A routing zone is an L3 domain, the unit of tenancy in multi-tenant networks. You create routing zones for tenants to isolate their IP traffic from one another, thus enabling tenants to reuse IP subnets. In addition to being in its own VRF, each routing zone can be assigned its own DHCP relay server and external system connections. You can create one or more virtual networks within a routing zone, which means a tenant can stretch its L2 applications across multiple racks within its routing zone. For virtual networks with Layer 3 SVI, the SVI is associated with a Virtual Routing and Forwarding (VRF) instance for each routing zone isolating the virtual network SVI from other virtual network SVIs in other routing zones. If you're using multiple routing zones, external system connections must be from leaf switches in the fabric. Routing between routing zones must be accomplished with external systems. All SVIs configured for virtual networks in this zone are in the default VRF. This is the same VRF used for the underlay or fabric network routing between network devices. All blueprints include a default routing policy. The number of routing zones is limited only by the network devices being used.

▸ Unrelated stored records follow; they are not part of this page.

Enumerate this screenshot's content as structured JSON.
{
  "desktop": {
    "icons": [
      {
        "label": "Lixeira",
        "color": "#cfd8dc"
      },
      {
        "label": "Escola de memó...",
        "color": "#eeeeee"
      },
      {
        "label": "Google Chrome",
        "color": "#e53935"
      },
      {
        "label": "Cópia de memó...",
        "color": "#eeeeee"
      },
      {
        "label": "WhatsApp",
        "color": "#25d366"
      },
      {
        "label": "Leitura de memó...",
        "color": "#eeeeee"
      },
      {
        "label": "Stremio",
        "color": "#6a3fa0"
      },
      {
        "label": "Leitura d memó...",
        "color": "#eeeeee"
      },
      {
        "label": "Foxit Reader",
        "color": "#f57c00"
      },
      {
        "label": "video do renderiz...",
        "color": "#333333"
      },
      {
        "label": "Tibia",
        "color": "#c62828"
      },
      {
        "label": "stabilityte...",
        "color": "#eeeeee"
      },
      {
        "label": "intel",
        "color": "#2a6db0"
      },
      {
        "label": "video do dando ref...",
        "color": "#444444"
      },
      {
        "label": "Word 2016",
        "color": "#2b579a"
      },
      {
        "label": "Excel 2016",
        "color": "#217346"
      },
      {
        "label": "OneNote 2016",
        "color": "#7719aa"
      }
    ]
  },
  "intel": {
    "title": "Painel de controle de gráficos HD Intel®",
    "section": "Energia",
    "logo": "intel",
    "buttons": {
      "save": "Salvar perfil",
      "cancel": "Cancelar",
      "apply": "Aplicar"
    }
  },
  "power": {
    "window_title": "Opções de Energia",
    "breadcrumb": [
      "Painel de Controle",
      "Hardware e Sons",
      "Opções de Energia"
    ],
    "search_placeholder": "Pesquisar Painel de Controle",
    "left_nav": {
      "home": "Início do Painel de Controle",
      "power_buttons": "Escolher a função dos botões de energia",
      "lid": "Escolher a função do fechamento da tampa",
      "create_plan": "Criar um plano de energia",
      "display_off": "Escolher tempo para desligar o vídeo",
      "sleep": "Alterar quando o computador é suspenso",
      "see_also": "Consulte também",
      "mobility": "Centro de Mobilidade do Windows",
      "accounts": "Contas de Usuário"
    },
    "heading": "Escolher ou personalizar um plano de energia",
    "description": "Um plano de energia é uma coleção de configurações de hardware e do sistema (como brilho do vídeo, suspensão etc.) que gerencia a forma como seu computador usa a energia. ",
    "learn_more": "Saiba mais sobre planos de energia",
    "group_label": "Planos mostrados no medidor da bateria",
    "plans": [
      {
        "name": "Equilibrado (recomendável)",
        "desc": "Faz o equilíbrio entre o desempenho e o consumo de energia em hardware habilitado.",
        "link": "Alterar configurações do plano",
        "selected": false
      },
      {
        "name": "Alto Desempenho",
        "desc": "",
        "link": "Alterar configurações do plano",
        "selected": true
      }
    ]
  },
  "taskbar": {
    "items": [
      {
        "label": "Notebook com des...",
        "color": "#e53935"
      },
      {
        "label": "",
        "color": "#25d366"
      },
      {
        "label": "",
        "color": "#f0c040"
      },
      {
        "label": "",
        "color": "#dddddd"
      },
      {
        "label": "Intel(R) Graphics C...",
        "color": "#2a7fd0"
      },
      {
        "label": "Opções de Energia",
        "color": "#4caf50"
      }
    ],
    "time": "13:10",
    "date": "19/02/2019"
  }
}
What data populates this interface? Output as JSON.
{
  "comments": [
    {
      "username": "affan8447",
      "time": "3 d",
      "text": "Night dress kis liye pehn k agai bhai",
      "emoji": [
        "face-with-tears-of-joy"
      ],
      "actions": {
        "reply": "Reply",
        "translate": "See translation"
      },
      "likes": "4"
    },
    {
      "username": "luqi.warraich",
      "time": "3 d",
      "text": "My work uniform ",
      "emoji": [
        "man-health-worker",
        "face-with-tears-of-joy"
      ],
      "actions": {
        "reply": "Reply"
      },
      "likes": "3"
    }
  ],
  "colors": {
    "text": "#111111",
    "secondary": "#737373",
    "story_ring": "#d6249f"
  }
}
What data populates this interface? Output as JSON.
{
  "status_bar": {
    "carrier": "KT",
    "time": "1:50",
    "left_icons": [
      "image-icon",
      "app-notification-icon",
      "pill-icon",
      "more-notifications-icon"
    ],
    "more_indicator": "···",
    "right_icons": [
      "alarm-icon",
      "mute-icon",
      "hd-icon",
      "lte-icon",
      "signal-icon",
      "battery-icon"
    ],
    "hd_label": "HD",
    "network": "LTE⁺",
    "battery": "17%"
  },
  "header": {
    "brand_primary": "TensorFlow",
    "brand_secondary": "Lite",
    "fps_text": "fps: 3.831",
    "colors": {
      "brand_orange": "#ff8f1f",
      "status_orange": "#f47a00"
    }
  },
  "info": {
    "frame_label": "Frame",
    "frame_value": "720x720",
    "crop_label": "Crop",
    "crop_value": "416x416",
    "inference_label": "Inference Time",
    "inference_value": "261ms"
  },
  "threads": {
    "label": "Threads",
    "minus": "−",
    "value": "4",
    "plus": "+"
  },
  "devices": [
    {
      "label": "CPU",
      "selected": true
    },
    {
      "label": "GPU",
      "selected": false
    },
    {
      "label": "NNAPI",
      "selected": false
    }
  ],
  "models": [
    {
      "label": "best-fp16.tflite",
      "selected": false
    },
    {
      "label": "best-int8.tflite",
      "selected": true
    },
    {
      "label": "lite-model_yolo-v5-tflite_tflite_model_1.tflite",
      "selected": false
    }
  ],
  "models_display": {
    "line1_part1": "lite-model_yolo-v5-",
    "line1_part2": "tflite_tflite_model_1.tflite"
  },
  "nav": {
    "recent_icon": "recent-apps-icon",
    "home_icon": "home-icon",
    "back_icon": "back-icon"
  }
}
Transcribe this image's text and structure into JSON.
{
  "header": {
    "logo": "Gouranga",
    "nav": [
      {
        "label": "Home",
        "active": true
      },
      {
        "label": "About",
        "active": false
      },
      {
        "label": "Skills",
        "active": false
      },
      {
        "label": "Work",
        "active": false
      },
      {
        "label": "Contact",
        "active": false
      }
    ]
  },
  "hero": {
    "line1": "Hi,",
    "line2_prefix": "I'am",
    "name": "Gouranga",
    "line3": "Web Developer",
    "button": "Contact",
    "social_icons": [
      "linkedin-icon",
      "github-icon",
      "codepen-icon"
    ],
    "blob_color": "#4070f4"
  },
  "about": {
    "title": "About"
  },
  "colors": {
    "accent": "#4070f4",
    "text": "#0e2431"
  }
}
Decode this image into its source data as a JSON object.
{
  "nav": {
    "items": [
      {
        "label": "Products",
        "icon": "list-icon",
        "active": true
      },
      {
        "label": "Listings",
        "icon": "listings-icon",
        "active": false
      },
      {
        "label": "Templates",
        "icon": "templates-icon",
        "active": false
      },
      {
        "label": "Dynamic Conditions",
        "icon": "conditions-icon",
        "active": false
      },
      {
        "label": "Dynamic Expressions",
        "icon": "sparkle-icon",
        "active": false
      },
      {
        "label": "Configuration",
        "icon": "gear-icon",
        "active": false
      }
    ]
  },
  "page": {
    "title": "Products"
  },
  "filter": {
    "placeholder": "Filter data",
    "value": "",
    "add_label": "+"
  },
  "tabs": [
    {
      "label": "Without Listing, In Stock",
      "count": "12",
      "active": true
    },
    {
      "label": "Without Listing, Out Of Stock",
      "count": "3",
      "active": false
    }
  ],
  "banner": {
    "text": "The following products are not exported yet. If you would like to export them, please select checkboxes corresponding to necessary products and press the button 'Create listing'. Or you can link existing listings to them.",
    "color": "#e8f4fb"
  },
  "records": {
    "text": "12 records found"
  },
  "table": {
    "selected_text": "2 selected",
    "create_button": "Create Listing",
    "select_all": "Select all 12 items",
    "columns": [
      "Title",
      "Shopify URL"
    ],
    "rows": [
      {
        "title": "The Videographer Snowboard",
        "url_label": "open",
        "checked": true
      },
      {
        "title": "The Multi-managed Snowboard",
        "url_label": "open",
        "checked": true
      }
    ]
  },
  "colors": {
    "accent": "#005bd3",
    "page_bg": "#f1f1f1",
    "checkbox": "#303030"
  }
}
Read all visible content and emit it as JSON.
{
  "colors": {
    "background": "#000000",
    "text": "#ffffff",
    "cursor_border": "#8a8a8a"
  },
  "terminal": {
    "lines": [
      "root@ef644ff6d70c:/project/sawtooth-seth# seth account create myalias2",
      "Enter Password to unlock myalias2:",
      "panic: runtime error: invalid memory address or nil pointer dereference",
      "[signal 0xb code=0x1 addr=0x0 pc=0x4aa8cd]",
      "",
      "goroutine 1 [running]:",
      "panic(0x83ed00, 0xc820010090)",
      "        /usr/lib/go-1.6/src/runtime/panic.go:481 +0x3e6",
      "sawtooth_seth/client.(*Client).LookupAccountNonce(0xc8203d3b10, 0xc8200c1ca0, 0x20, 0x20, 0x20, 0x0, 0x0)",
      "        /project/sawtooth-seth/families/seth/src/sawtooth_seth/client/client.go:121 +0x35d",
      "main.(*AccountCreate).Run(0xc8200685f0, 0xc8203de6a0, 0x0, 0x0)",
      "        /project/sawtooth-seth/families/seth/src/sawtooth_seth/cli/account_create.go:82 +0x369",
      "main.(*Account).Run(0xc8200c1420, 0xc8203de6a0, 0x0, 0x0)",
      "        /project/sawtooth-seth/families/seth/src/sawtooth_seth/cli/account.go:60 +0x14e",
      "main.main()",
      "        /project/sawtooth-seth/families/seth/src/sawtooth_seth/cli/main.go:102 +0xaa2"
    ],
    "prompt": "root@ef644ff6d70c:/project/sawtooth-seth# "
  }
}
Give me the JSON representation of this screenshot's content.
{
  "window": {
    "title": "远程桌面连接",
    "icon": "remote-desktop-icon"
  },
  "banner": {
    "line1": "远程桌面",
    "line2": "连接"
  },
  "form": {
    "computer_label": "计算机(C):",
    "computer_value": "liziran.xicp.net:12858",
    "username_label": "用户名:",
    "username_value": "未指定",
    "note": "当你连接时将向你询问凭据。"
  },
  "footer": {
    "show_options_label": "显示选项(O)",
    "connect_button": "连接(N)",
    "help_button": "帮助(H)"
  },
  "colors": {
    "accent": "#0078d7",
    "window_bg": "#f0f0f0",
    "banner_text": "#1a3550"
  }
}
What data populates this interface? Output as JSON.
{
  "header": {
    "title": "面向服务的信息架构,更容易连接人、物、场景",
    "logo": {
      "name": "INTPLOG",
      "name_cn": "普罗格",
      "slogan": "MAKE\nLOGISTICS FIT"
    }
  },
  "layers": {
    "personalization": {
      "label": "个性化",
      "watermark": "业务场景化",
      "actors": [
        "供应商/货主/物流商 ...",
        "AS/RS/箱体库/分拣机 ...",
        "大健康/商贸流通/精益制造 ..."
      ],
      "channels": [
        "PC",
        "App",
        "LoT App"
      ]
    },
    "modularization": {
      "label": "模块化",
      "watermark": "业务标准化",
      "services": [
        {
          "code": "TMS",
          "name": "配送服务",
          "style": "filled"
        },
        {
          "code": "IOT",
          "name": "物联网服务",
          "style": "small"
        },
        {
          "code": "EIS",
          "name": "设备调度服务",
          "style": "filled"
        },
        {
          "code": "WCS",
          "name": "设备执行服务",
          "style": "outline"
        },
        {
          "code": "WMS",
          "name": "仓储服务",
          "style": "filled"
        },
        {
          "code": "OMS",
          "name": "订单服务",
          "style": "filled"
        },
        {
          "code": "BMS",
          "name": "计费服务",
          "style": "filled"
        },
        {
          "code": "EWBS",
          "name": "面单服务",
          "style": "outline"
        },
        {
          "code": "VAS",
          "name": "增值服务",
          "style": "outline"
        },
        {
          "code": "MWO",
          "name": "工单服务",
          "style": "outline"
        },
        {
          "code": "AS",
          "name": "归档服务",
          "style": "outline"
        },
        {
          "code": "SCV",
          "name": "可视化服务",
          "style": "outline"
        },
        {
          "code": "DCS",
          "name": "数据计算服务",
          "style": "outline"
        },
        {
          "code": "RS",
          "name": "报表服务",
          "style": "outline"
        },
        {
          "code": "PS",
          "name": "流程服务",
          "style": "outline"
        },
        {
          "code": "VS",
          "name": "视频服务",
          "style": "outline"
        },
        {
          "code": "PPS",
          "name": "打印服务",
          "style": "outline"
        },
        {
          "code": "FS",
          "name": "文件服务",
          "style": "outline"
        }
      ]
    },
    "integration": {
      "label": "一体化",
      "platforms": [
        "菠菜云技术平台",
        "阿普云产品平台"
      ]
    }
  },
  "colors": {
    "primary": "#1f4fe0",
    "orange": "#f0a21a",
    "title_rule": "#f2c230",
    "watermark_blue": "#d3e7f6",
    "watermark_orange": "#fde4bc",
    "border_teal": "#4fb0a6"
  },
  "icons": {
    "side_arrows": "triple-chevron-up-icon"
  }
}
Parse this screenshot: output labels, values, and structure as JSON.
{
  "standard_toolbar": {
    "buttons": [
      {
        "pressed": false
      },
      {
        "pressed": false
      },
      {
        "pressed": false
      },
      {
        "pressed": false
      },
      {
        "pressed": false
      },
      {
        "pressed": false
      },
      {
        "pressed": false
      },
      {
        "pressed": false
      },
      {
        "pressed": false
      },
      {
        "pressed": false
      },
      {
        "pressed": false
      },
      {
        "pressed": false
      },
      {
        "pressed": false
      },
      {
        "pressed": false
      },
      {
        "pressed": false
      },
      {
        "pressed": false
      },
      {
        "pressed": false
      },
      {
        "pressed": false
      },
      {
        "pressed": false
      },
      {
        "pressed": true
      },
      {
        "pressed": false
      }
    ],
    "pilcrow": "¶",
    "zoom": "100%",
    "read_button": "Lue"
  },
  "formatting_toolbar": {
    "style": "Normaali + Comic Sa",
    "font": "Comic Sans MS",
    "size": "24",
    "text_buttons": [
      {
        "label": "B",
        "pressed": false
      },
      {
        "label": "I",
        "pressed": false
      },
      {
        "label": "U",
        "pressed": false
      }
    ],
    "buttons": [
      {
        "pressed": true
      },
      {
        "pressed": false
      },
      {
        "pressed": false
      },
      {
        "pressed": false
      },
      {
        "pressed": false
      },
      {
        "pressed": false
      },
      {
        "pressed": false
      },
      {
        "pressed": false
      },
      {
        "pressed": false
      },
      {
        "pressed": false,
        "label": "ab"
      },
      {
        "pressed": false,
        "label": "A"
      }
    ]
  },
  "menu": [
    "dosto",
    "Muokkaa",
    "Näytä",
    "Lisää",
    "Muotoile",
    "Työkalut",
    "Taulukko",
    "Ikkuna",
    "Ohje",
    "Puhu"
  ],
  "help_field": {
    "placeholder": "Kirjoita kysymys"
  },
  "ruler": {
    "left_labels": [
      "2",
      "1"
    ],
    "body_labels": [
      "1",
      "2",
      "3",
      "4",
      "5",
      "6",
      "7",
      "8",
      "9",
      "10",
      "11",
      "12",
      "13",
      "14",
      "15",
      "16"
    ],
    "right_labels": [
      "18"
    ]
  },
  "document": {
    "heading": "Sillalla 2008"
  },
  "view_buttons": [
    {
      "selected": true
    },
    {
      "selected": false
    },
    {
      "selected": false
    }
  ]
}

Routing zones include the following details:

Parameter

Description

VRF Name

15 characters or fewer. Underscore, dash and alphanumeric characters only

VRF Description

Optional field to add additional information/context to the routing zone configuration that is also available on the switch itself. 240 characters or fewer.

Type

L3 Fabric or EVPN

VLAN ID

Used for VLAN tagged Layer 3 links on external connections. Leave this field blank to have it automatically assigned from a static pool in the range of 2-4094), or enter a specific value.

VNI

VxLAN VNI associated with the routing zone. Leave this field blank to have it automatically assigned from a resource pool, or enter a specific value.

Tenant

Route Target

Only EVPN routing zones use route targets. The rendered EVPN L3-VNI route target represents the built-in, automatic route target that is associated with the EVPN routing zone VRF. When using EVPN remote gateway features for Data Center Interconnect, this route target must be imported by the EVPN fabric external to this fabric. This route target is composed of "<VNI_ID>:1" where "1" is hard-coded. If route target is not assigned, then a VNI must be assigned.

DHCP Servers

Routing Policies

Non-EVPN blueprints must use the default policy. EVPN blueprints can use non-default policies. For more information, see What are Routing Policies.

Route Target Policies

  • Import Route Targets
  • Export Route Targets

Resources

Resources include loopback IP addresses, peer link IP addresses, and SVI subnets.

Virtual Networks

The virtual networks that are assigned to the routing zone

Interfaces

The interfaces that are associated with the routing zone

From the blueprint, navigate to Staged > Virtual > Routing Zones to go to the routing zones table view. You can create, edit, import, export and delete routing zones and assign DHCP servers to them.

To go to routing zone details, click a VRF name in the table. As of Apstra version 5.0.0, assigned loopback IP addresses are included in a new section at the bottom of the details page called System Loopback Interfaces.